知らない方もいらっしゃるかもしれませんが、実は以下のような場合も年末調整で控除ができます。
共働き世帯で、妻が産休・育休を取得した場合
共働き世帯で、妻が産休・育休を取得した場合、「配偶者控除」や「配偶者特別控除」が適用される可能性があります。98日間の産休を終え、そのあとは育休を取るのが一般的だと思います。育休中は、雇用保険から育児休業給付金が支払われますが、勤務先からは給与がもらえない会社が多いでしょう。2018年1月に、この「配偶者控除」「配偶者特別控除」が改正されました。詳しくは以下の記事を参考にしてみてください。
高齢の父母・祖父母などを養っている場合
高齢の父母・祖父母などを養っている場合は、「扶養控除」の対象となります。この場合、「老人扶養控除」として「48万円」の控除が認められています。老人扶養親族に該当するのは、その年の12月31日現在で70歳以上の人です。同居せず、仕送りなどをしているケースでも適用になります。

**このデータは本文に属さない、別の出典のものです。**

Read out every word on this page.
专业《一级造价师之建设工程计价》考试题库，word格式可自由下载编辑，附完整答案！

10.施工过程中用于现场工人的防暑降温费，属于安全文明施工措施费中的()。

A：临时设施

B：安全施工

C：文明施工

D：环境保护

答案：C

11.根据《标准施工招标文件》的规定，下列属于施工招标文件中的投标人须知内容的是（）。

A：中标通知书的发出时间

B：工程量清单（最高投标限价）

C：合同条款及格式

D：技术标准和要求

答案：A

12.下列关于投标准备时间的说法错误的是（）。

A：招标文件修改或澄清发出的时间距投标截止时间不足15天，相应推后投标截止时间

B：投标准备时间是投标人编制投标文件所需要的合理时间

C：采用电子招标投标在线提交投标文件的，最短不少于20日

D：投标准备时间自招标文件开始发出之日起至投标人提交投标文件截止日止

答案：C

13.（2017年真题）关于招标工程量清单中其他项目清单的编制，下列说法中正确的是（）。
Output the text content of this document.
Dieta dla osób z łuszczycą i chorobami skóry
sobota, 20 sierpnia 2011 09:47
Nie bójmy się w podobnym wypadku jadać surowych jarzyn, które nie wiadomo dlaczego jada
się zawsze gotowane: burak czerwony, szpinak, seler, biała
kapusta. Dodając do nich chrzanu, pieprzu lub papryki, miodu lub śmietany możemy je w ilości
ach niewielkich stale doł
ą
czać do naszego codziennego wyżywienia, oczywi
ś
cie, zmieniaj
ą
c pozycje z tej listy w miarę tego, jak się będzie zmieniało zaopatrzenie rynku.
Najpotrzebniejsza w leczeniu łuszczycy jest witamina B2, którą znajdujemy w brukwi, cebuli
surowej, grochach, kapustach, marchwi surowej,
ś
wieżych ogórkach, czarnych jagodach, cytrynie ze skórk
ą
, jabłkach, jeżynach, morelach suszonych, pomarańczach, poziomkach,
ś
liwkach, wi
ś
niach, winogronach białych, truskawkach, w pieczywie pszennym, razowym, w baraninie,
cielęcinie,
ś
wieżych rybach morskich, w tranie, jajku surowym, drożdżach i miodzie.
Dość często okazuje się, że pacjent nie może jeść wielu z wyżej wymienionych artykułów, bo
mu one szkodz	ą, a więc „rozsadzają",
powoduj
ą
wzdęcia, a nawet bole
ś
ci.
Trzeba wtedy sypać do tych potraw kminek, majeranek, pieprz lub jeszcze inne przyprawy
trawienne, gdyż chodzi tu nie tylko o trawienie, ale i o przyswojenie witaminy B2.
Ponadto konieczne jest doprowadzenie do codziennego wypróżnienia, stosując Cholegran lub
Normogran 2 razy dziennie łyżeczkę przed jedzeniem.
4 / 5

さらに、生計を一つにしていて、かつ、同居している場合には、さらに控除額が10万円上乗せになり「58万円」の控除が適用されます。日常的に同居していることが基本的な要件ですが、たとえば、長期で入院している場合なども適用になります。
まだ間に合う!控除を受けていなかった場合は、5年以内に「還付申告」
これらの控除のことを知らなかったので控除を受けていなかった場合も、5年以内であれば「還付申告」により、払いすぎた税金が返ってきます。
手続きは、「所得税の更正の請求書」という書類に必要事項を記入し、該当年の証明書を添付して、所轄の税務署に提出すればOKですが、詳しくは税務署や専門家に相談してみてください。
今回のまとめ
- 所得税額を計算する際、「給与所得控除」「所得控除」「税額控除」の3つの控除がある
- 所得控除は全部で14種類。
- 意外と知らない、年末調整で申告していない「控除」がある場合も
- ※ 本ページは2023年4月時点での情報であり、その正確性、完全性、最新性等内容を保証するものではありません。また、今後予告なしに変更されることがあります。